Но мы втихомолку и не без основания говорили между собой так: «Неужели у детей, которых сестра наша Мболо подарила племени своего покойного мужа, столь короткая память? Как это случилось, что они вовсе забыли свою мать, никогда не приедут ее навестить, помочь ей в нелегких полевых работах?» Эта неблагодарность детей Мболо всегда нас поражала, а в иные дни прямо-таки выводила из себя. Однако сама она упорно молчала о своих детях, отказываясь их осуждать.
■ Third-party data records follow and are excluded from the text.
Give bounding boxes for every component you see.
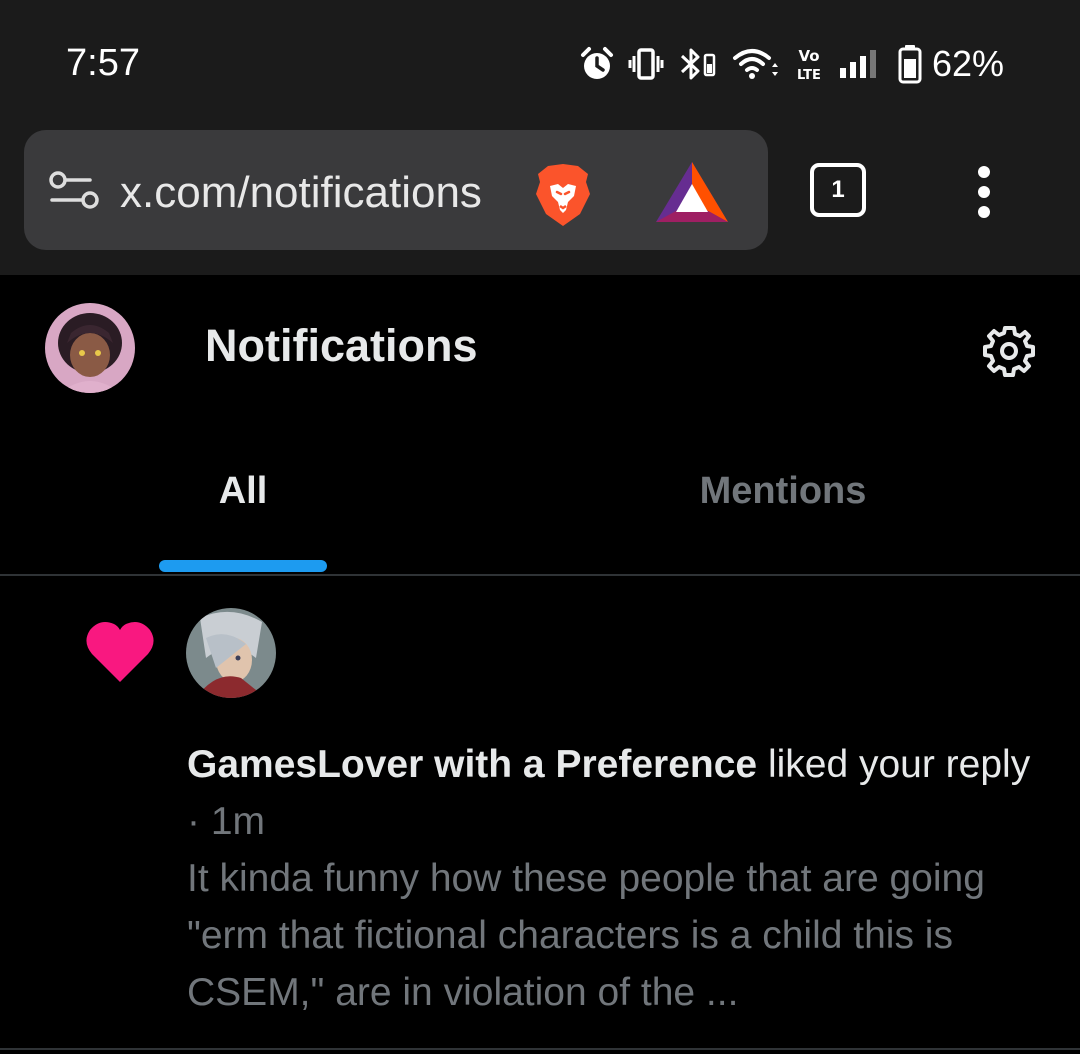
url-text[interactable]: x.com/notifications bbox=[120, 166, 524, 220]
notification-separator: · bbox=[187, 800, 200, 843]
svg-text:Vo: Vo bbox=[798, 47, 819, 65]
browser-toolbar: x.com/notifications 1 bbox=[0, 130, 1080, 275]
notification-action: liked your reply bbox=[767, 743, 1031, 786]
notification-user-name[interactable]: GamesLover with a Preference bbox=[187, 743, 757, 786]
brave-shields-icon[interactable] bbox=[528, 160, 598, 230]
bluetooth-icon bbox=[680, 48, 716, 80]
battery-icon bbox=[898, 45, 922, 84]
alarm-icon bbox=[580, 47, 613, 79]
volte-icon: Vo LTE bbox=[797, 47, 821, 83]
user-avatar-image bbox=[186, 608, 276, 698]
heart-icon bbox=[86, 622, 154, 682]
page-title: Notifications bbox=[205, 320, 478, 371]
active-tab-indicator bbox=[159, 560, 327, 572]
address-bar[interactable]: x.com/notifications bbox=[24, 130, 768, 250]
notification-time: 1m bbox=[210, 800, 266, 843]
avatar[interactable] bbox=[45, 303, 135, 393]
notification-preview[interactable]: It kinda funny how these people that are… bbox=[187, 850, 1047, 1021]
status-bar: 7:57 Vo LTE 62% bbox=[0, 0, 1080, 130]
notification-user-avatar[interactable] bbox=[186, 608, 276, 698]
status-time: 7:57 bbox=[66, 42, 140, 84]
tab-all[interactable]: All bbox=[160, 470, 326, 530]
more-menu-icon[interactable] bbox=[962, 164, 1006, 220]
status-icons: Vo LTE 62% bbox=[580, 40, 1004, 88]
avatar-image bbox=[45, 303, 135, 393]
bat-rewards-icon[interactable] bbox=[654, 160, 730, 224]
notification-divider bbox=[0, 1048, 1080, 1050]
tabs-divider bbox=[0, 574, 1080, 576]
notification-text: GamesLover with a Preference liked your … bbox=[187, 736, 1047, 850]
tab-mentions[interactable]: Mentions bbox=[650, 470, 916, 530]
settings-icon[interactable] bbox=[983, 325, 1035, 377]
battery-percent: 62% bbox=[931, 43, 1004, 84]
svg-text:LTE: LTE bbox=[797, 68, 821, 83]
signal-icon bbox=[839, 50, 876, 78]
wifi-icon bbox=[732, 49, 778, 79]
site-settings-icon[interactable] bbox=[44, 160, 104, 220]
tab-switcher-icon[interactable]: 1 bbox=[810, 163, 866, 217]
app-header bbox=[0, 275, 1080, 425]
vibrate-icon bbox=[628, 48, 664, 80]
Однажды Мболо без труда добилась, чтобы Мор-Замба помог ей расчистить делянку в лесной чаще, на заброшенном участке, который заполонили кустарники, лианы и гигантские папоротники. Но даже Мор-Замба, при всей его выносливости, был бессилен перед обычными человеческими слабостями. К тому же в предыдущие дни он трудился не щадя себя и теперь едва держался на ногах от усталости. Вот и случилось так, что, проработав всего полдня, он почувствовал себя настолько плохо, что ему пришлось, не предупредив старуху, поспешно вернуться домой, где он сразу же рухнул в постель.
День клонился к вечеру, когда Мболо тоже возвратилась в поселок; она успела проникнуться совершенно необоснованной, а потому особенно безудержной яростью. Она так закатывала глаза, так судорожно размахивала руками и вопила, что вокруг нее собралась целая толпа, прежде чем люди успели разобраться, что все ее проклятья и угрозы направлены в адрес Мор-Замбы.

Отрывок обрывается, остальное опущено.